Una carriera iniziata con il giornalismo made in Mediaset e proseguita in politica tra le fila delle formazioni del suo proprietario, Silvio Berlusconi. Giovanni Toti è stato prima europarlamentare, e poi presidente di regione per due mandati. Con partiti politici diversi, ma sempre nel perimetro del centrodestra. Fino agli arresti domiciliari con l’accusa di corruzione e alla sospensione dalla guida della Liguria.

L’esordio nel giornalismo

Toscano di nascita ma ligure d’adozione (è nato a Viareggio nel 1968 ma dai primi anni 2000 è residente in provincia di La Spezia), Toti entra in Mediaset nel 1996 come stagista e ci rimarrà per quasi 20 anni, fino al 2014. Un anno dopo il suo arrivo passa a Studio aperto, nel 2001 va in Kosovo come inviato di guerra e, nel 2006, l’anno in cui diventa giornalista professionista, entra a Videonews, la testata del gruppo che si occupa di programmi di approfondimento e di informazione.
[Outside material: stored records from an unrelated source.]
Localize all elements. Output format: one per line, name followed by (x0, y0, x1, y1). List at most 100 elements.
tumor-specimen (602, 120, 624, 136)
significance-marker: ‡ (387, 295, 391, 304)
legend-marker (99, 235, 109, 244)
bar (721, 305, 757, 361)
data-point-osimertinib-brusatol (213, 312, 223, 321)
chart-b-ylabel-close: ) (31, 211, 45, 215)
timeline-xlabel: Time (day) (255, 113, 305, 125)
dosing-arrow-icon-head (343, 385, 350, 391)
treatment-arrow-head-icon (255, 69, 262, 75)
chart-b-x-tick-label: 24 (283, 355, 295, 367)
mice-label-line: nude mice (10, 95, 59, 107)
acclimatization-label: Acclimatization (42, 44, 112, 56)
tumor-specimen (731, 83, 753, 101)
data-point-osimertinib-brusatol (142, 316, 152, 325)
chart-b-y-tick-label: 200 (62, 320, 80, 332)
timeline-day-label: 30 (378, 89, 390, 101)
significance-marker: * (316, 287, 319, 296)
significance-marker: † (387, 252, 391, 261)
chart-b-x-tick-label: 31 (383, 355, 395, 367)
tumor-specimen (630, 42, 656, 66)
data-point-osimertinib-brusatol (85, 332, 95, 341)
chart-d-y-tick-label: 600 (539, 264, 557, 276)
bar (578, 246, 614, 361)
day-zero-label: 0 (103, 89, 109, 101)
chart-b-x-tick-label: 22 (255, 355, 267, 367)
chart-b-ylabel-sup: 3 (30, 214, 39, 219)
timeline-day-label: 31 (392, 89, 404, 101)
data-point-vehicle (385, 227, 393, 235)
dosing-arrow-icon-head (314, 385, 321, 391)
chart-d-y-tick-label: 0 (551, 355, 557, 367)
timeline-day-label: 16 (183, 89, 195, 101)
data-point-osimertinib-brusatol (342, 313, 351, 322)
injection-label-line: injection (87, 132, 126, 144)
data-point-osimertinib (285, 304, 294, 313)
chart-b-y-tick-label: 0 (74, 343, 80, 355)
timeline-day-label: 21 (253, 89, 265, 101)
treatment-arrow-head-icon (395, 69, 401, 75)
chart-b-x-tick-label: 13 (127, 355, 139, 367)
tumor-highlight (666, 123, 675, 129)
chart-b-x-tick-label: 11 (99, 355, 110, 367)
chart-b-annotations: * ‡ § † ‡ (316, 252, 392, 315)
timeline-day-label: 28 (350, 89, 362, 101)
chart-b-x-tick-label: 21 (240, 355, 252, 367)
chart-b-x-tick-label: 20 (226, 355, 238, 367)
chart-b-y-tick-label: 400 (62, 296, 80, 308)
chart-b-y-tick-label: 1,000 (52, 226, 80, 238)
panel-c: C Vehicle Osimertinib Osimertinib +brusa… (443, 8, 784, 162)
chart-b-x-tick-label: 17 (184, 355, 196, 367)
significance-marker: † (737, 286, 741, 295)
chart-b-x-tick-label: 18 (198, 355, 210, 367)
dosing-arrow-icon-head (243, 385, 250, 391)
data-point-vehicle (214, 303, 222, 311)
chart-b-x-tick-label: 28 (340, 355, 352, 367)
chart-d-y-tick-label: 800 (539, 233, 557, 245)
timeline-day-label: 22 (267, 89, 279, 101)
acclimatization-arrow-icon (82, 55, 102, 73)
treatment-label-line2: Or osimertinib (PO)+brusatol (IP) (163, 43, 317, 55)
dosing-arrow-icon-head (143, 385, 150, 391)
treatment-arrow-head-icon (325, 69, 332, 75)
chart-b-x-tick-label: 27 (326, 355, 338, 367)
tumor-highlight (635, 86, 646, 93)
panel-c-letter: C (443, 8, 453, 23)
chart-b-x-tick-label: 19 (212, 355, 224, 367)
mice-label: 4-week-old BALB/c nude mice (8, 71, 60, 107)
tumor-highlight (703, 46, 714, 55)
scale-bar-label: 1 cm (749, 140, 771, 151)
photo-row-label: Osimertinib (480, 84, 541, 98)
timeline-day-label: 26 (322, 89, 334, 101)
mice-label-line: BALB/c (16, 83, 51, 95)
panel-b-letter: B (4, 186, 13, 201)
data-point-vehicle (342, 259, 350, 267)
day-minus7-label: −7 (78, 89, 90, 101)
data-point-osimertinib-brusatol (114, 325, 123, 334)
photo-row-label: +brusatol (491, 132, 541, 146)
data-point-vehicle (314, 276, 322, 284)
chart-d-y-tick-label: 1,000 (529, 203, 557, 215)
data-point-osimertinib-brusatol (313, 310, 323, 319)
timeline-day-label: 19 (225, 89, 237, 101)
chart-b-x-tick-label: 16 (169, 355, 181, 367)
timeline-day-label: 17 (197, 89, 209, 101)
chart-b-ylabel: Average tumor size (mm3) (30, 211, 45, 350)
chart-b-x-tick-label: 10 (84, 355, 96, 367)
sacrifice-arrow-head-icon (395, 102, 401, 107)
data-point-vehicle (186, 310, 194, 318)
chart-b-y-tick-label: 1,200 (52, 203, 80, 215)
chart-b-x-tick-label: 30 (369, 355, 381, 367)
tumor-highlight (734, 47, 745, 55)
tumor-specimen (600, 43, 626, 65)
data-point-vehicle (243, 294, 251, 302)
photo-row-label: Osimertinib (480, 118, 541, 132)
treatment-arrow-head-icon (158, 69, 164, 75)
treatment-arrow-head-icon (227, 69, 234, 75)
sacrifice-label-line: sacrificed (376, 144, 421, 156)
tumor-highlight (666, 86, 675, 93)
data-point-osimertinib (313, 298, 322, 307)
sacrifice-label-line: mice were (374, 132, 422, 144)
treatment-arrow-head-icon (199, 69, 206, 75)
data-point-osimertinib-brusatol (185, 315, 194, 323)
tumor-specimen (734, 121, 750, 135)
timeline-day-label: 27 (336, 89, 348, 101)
Quella di Toti, all’interno di Mediaset, è una scalata rapida. Nel 2007 diventa vicecapo dell’ufficio stampa. Ma il vero balzo in avanti lo compie nel 2010 quando diventa direttore di Studio aperto (dall’anno prima era il vice). Nell’azienda di Cologno Monzese diventerà l’erede di Emilio Fede, perché nel 2012 assumerà anche la direzione di Rete 4 per due anni.

La carriera politica

La carriera politica di Toti (il «moderatissimo», come lui stesso si definisce) è fatta di un puzzle di formazioni politiche diverse ma sempre nel perimetro del centrodestra. Dopo una breve parentesi giovanile nel Partito socialista di Craxi, la vera «discesa in campo» è a fianco di chi anni prima lo aveva assunto come giornalista, Silvio Berlusconi, che lo nomina consigliere politico di Forza Italia in vista delle europee, dove poi verrà eletto, e inizia a far parte del coordinamento del partito. Ormai a pieno titolo nel cerchio magico berlusconiano, con più del 50 per cento dei voti diventa nel 2015 presidente della regione Liguria e lascia Bruxelles.

Nel 2019 il primo strappo con Berlusconi, quando Toti lascia il partito in cui aveva iniziato a fare politica e fonda Cambiamo!, una nuova formazione che accoglie fuoriusciti da Forza Italia. L’anno successivo, nel 2020, con il 57 per cento di voti e un alto gradimento personale viene confermato governatore della Liguria.

La scommessa di Cambiamo! dura poco: tra maggio e luglio 2021, Toti fonda con il sindaco di Venezia, Luigi Brugnaro, il partito Coraggio Italia, che voleva essere un Terzo polo ante litteram, prima che fossero Renzi e Calenda a provarci. Anche quest’esperienza avrà vita breve. Perché dopo la caduta del governo Draghi e in vista delle elezioni del settembre 2022, Toti correrà in un cartello elettorale assieme all’Udc e a Noi con l’Italia. Fino a diventare presidente del consiglio nazionale di Noi Moderati di Maurizio Lupi, nell’alveo della maggioranza che sostiene il governo di Giorgia Meloni e nel partito che alle prossime europee correrà in alleanza con Forza Italia.

Alle porte della scadenza del suo secondo mandato da governatore (la fine naturale della legislatura, in Liguria, è prevista nel 2025), Giovanni Toti è stato nelle ultime settimane tra i più interessati all’approvazione del terzo mandato per i presidenti di regione. Ma con la bocciatura in più occasioni di questa disposizione (in primis da parte di Fratelli d’Italia), per ora la carriera di Toti si ferma – cronologicamente – alle accuse di corruzione per cui, dal 7 maggio, è agli arresti domiciliari.